I’ve helped many people transition into retirement over the years and when I ask a new retiree how things are going, the response is generally positive. That said, retirement is a huge transition and there are always unexpected feelings or emotions that crop up. That doesn’t necessarily mean that there’s something wrong with your retirement. It just means that you’re normal. So don’t be surprised if you feel one or more of the following:
The Problem: I feel guilty.
This is surprisingly common and I’ve seen it manifest itself in two ways. The first is guilt if you’re not doing much or making the most of your time. You finally have some free time and you struggle with how to use it. You feel guilty because watching T.V. or running errands doesn’t quite feel like sucking the marrow out of life.
The second is guilt if you’re doing fun stuff that your friends and family aren’t doing because they’re still working. I’ve actually had clients hesitate before responding to me when I ask “What did you do today?” The answer is “I went golfing” or “We saw a matinee and then went for a walk” but they are hesitant to say that because they know I spent my day behind a desk. When prodded, they say they don’t want to make others feel bad or come across as boastful.
For the first type of guilt, don’t worry! You’ll get better at it. You control a much bigger piece of your time in retirement and that takes some getting used to. Work hard to do things that leave you feeling happy and fulfilled, but keep in mind that not every minute of your day has to be spent bungee jumping or traveling. Sometimes the best way to spend a day is binge watching House of Cards on Netflix.
For the second type of guilt, just allow it to pass. Don’t become an insufferable braggart, but don’t feel guilty about enjoying your life either. You worked hard and made good decisions. Enjoy your time.
The problem: I’m second guessing my decision.
Buyer’s remorse is a real thing. Chances are you’ve felt it if you’ve ever bought a house or had to make some similar big decision and feared making the wrong choice. It can creep up after retirement as well and cause you to question whether you should have retired in the first place.
I have a client who has been dealing with this lately and she shared something that I thought was really insightful. She said, “Whenever I second guess my decision, I focus on why I retired in the first place.” Her choice would have been to work for five more years, but two things happened: Her mom was diagnosed with Alzheimer’s and her grandkids were all at an age when hanging out with grandma was just about the best the thing ever. If she had stuck to her timeline and worked for five more years, there’s a pretty good chance that her mom may no longer be around and her by then teenage grandkids will have priorities other than grandma. In other words, she gave something up, but got something far greater in return. There are pros and cons with most decisions in life. Retirement is no different. Keep that in mind.

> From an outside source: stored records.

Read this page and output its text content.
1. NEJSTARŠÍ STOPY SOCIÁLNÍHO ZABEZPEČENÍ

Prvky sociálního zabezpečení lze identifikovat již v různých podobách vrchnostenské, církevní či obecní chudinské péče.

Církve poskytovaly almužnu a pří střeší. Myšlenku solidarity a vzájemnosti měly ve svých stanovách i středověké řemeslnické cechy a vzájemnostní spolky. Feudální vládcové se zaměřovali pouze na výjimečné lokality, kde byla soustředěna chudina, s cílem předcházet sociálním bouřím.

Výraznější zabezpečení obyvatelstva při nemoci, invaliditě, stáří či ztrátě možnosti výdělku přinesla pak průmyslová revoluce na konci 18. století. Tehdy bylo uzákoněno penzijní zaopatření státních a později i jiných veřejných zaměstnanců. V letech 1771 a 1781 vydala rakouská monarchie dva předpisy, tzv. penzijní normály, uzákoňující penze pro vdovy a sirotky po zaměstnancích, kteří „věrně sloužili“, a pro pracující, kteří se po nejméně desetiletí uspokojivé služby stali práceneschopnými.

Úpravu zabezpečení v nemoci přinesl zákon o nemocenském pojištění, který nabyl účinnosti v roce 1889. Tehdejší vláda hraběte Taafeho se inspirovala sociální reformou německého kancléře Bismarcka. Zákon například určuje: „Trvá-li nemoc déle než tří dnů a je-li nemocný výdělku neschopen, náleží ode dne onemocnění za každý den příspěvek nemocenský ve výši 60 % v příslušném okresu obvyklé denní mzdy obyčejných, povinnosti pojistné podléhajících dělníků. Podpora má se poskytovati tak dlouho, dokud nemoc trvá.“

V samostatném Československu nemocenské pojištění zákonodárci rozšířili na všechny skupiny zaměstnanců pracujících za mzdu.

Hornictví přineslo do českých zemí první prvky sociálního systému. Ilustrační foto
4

The problem: I feel disappointed.
Most of us have an idealized view of retirement. Add years of anticipation to the mix or a personality that enjoys the structure and challenge of work and it’s not uncommon to feel a bit underwhelmed after entering retirement.
The best way to avoid disappointment is to retire TO something rather than FROM something. If all you do is subtract things—work, obligations, commitments—you simply create a void in your life. That void can open you to self-doubt, regret, lack of purpose and boredom. Nature abhors a vacuum. If you take something out, you need to replace it with something else (e.g. travel, school, a second career, hobby, etc.). The goal is not to do nothing. That just creates a void. The goal is to do what excites you.

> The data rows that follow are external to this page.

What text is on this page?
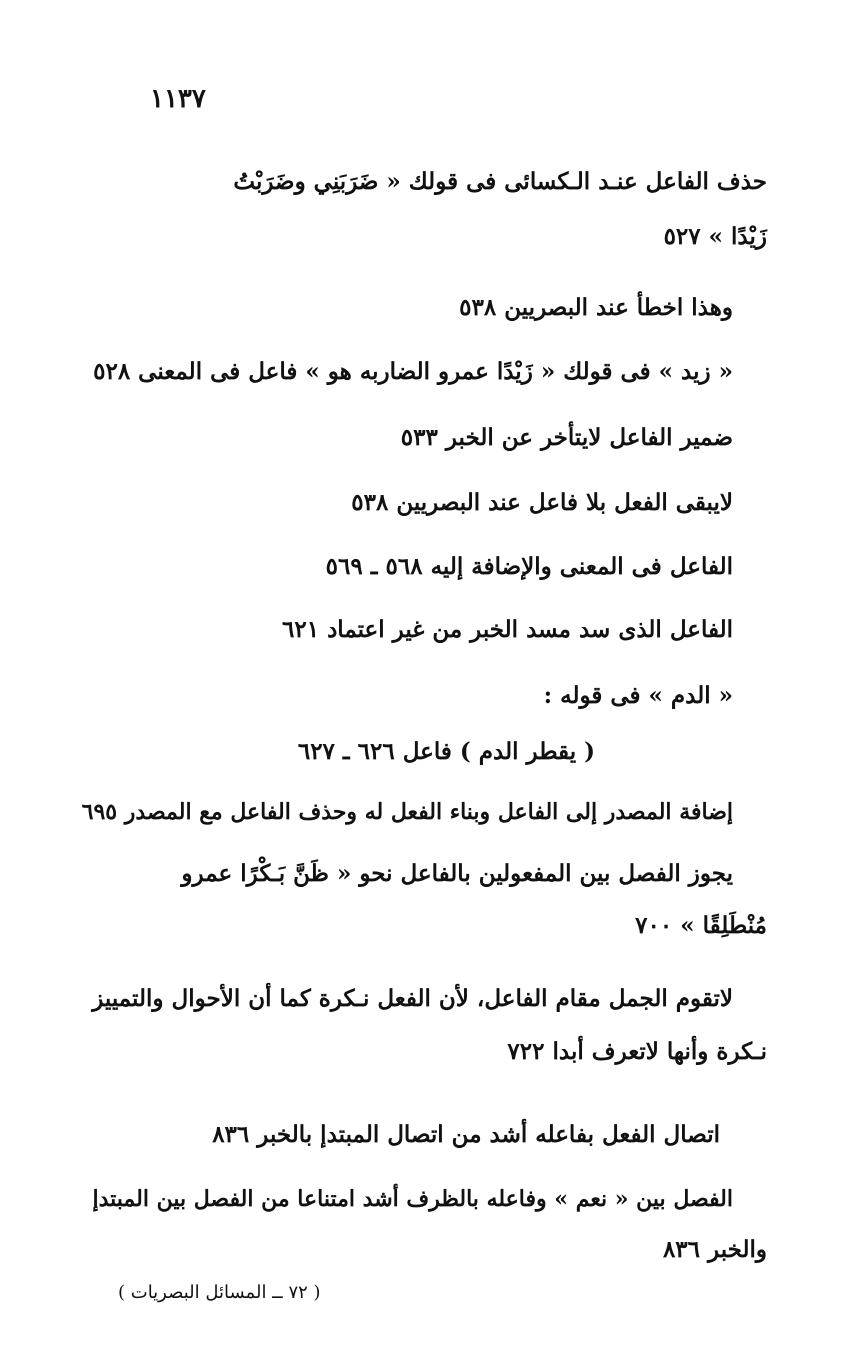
١١٣٧
حذف الفاعل عنـد الـكسائى فى قولك « ضَرَبَنِي وضَرَبْتُ
زَيْدًا » ٥٢٧
وهذا اخطأ عند البصريين ٥٣٨
« زيد » فى قولك « زَيْدًا عمرو الضاربه هو » فاعل فى المعنى ٥٢٨
ضمير الفاعل لايتأخر عن الخبر ٥٣٣
لايبقى الفعل بلا فاعل عند البصريين ٥٣٨
الفاعل فى المعنى والإضافة إليه ٥٦٨ ـ ٥٦٩
الفاعل الذى سد مسد الخبر من غير اعتماد ٦٢١
« الدم » فى قوله :
( يقطر الدم ) فاعل ٦٢٦ ـ ٦٢٧
إضافة المصدر إلى الفاعل وبناء الفعل له وحذف الفاعل مع المصدر ٦٩٥
يجوز الفصل بين المفعولين بالفاعل نحو « ظَنَّ بَـكْرًا عمرو
مُنْطَلِقًا » ٧٠٠
لاتقوم الجمل مقام الفاعل، لأن الفعل نـكرة كما أن الأحوال والتمييز
نـكرة وأنها لاتعرف أبدا ٧٢٢
اتصال الفعل بفاعله أشد من اتصال المبتدإ بالخبر ٨٣٦
الفصل بين « نعم » وفاعله بالظرف أشد امتناعا من الفصل بين المبتدإ
والخبر ٨٣٦
( ٧٢ ــ المسائل البصريات )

And test those plans out before you retire. I most often see disappointment arise when a person has prepared for retirement using all lesson and no lab. In other words, all of their retirement plans are in their head or on a sheet of paper, and they haven’t spent any time actually testing and refining those plans. Reality can’t compete with 40 years of idealized assumptions.
The problem: I feel like a fish out of water.

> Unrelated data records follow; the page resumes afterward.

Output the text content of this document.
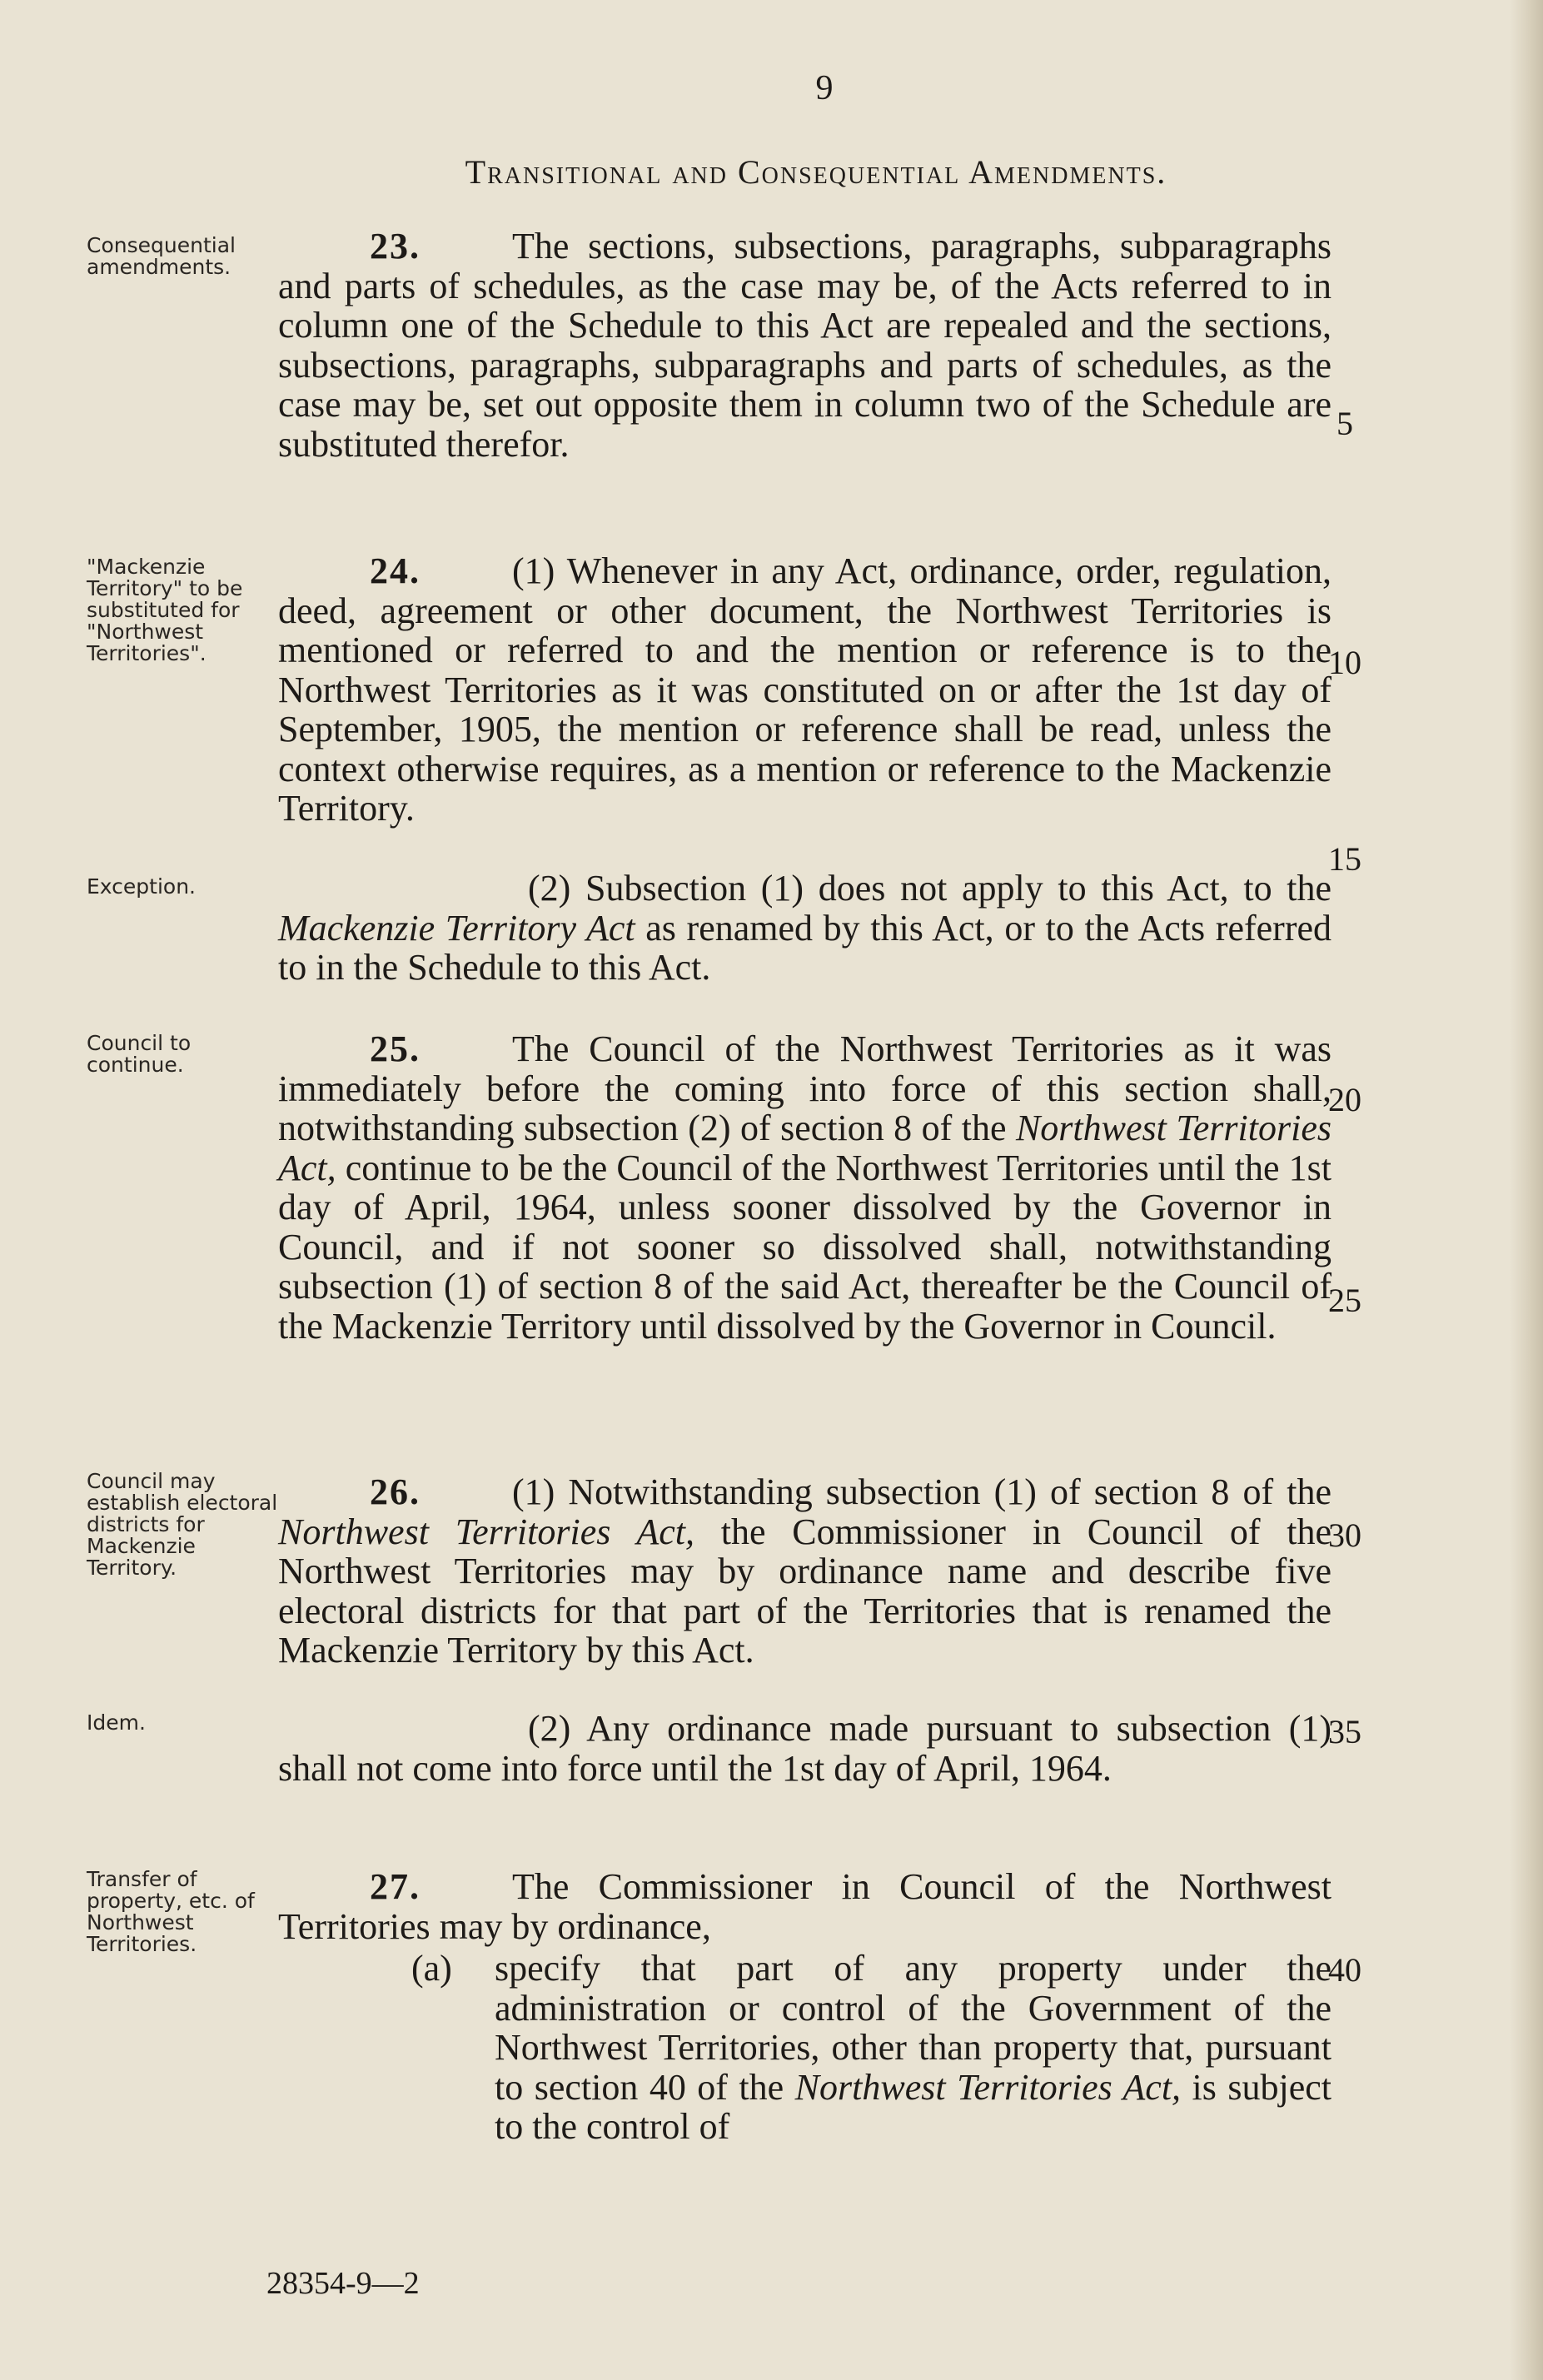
9
Transitional and Consequential Amendments.
Consequential amendments.
23.	The sections, subsections, paragraphs, subparagraphs and parts of schedules, as the case may be, of the Acts referred to in column one of the Schedule to this Act are repealed and the sections, subsections, paragraphs, subparagraphs and parts of schedules, as the case may be, set out opposite them in column two of the Schedule are substituted therefor.
"Mackenzie Territory" to be substituted for "Northwest Territories".
24.	(1) Whenever in any Act, ordinance, order, regulation, deed, agreement or other document, the Northwest Territories is mentioned or referred to and the mention or reference is to the Northwest Territories as it was constituted on or after the 1st day of September, 1905, the mention or reference shall be read, unless the context otherwise requires, as a mention or reference to the Mackenzie Territory.
Exception.	(2) Subsection (1) does not apply to this Act, to the Mackenzie Territory Act as renamed by this Act, or to the Acts referred to in the Schedule to this Act.
Council to continue.	25.	The Council of the Northwest Territories as it was immediately before the coming into force of this section shall, notwithstanding subsection (2) of section 8 of the Northwest Territories Act, continue to be the Council of the Northwest Territories until the 1st day of April, 1964, unless sooner dissolved by the Governor in Council, and if not sooner so dissolved shall, notwithstanding subsection (1) of section 8 of the said Act, thereafter be the Council of the Mackenzie Territory until dissolved by the Governor in Council.
Council may establish electoral districts for Mackenzie Territory.
26.	(1) Notwithstanding subsection (1) of section 8 of the Northwest Territories Act, the Commissioner in Council of the Northwest Territories may by ordinance name and describe five electoral districts for that part of the Territories that is renamed the Mackenzie Territory by this Act.
Idem.	(2) Any ordinance made pursuant to subsection (1) shall not come into force until the 1st day of April, 1964.
Transfer of property, etc. of Northwest Territories.
27.	The Commissioner in Council of the Northwest Territories may by ordinance,
(a) specify that part of any property under the administration or control of the Government of the Northwest Territories, other than property that, pursuant to section 40 of the Northwest Territories Act, is subject to the control of
5
10
15
20
25
30
35
40
28354-9—2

No matter how prepared you think you are for retirement, you will probably still struggle. It’s a huge transition. The routine you’ve had for the last 40 years is out the window. That can be a bit disorienting for many people.
When talking with a client recently, she compared retirement to becoming a parent for the first time. “Before becoming parents we read books, painted the nursery, sought advice from other parents and bought all the cribs, carriers and countless other things that parents need. We thought we were totally prepared. And then we had our first child and all that went out the window. Retirement is similar. As prepared as you think you are, you really can’t grasp what it takes or what it will be like until you’re actually living it. Your experience will be totally different than the guy next door.” Great advice. Yes, there are tons of things that you can and should do to prepare, but the battle is always different than basic training. Don’t get discouraged. You’ll figure it out and get better at it with practice. Focus on living the life that you want to live. Imagine your ideal life and then work backwards from there to figure out the most direct path to where you want to be. Focus intently on the things that matter to you and throw yourself into them wholeheartedly. That kind of focus and tactical thinking will help you rapidly flatten your learning curve and smooth your transition into retirement.
Remember that retirement is not a date on the calendar, it’s a life stage that will last for years. Think back to when you first became an adult. Were you better at it at 28 than you were at 18? Of course. The same will be true with retirement. It might feel a little awkward at first, but you’ll get better at it over time.